• Home |
  • Kennis |
  • Wet Bibob tweede tranche verruimt mogelijkheden Bibob-onderzoek

Wet Bibob tweede tranche verruimt mogelijkheden Bibob-onderzoek

Wet Bibob tweede tranche

Op 1 oktober 2022 is een wijziging van de Wet Bibob in werking getreden. Deze wijziging is een vervolg op de wetswijziging van 2020 en noemt men daarom Wet Bibob tweede tranche. De nieuwe wetswijziging versterkt op drie onderdelen de bevoegdheden van bestuursorganen om het ongewild faciliteren van criminaliteit tegen te gaan.

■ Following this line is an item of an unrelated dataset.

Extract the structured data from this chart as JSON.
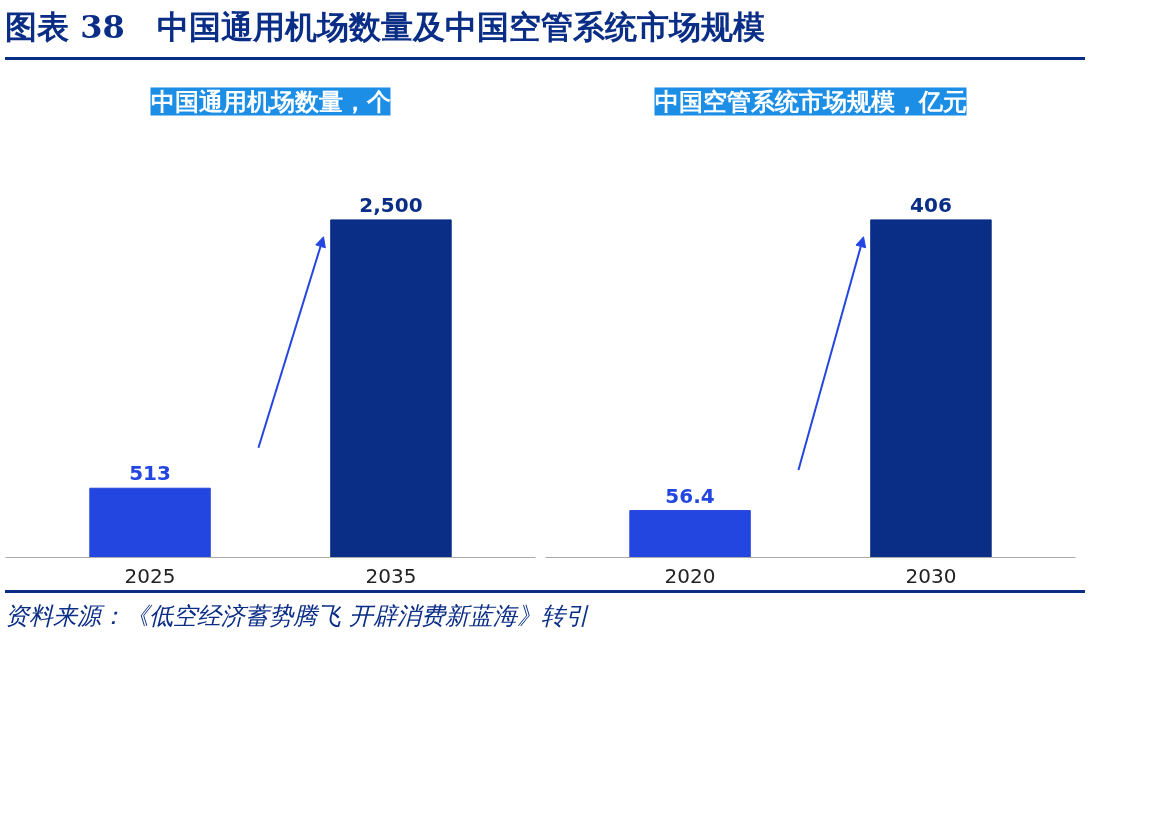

Dit zijn de drie onderdelen waar versterking plaatsvindt:

  • Bestuursorganen hebben bij een Bibob-onderzoek meer mogelijkheden om informatie te delen, zowel onderling als met het Landelijk Bureau Bibob (hierna: het LBB).
  • Bestuursorganen kunnen bij een Bibob-onderzoek (meer) fiscale gegevens verkrijgen.
  • De reikwijdte van de Wet Bibob is verruimd, met als belangrijkste uitbreiding de (semi)open house- of toelatingsprocedures.

Elk van deze onderdelen behandel ik in deze blog. Voor de helderheid vermeld ik dat daar waar in deze blog “bestuursorganen” staat, ik hiermee ook doel op “rechtspersonen met een overheidstaak” als bedoeld in de Wet Bibob.

Meer mogelijkheden (onderling) delen informatie

De wetswijziging tweede tranche zorgt op vier manieren voor een verruiming van de mogelijkheden om bij een Bibob-onderzoek informatie te delen.

1. Meer nuttige informatie in het Bibob-register

Voorheen konden bestuursorganen bij een Bibob-onderzoek aan het LBB vragen of het LBB de betrokkene, bijvoorbeeld de vergunningaanvrager, in de afgelopen twee jaar al eens had onderzocht en, zo ja, wat de uitkomst was van het onderzoek. In de praktijk was de waarde hiervan maar beperkt. Er werd immers alleen gekeken naar de betrokkene, ook als dit een rechtspersoon was. Het LBB mocht niet kijken of de natuurlijke personen achter de rechtspersoon, zoals bestuurders en aandeelhouders, al eens waren onderzocht.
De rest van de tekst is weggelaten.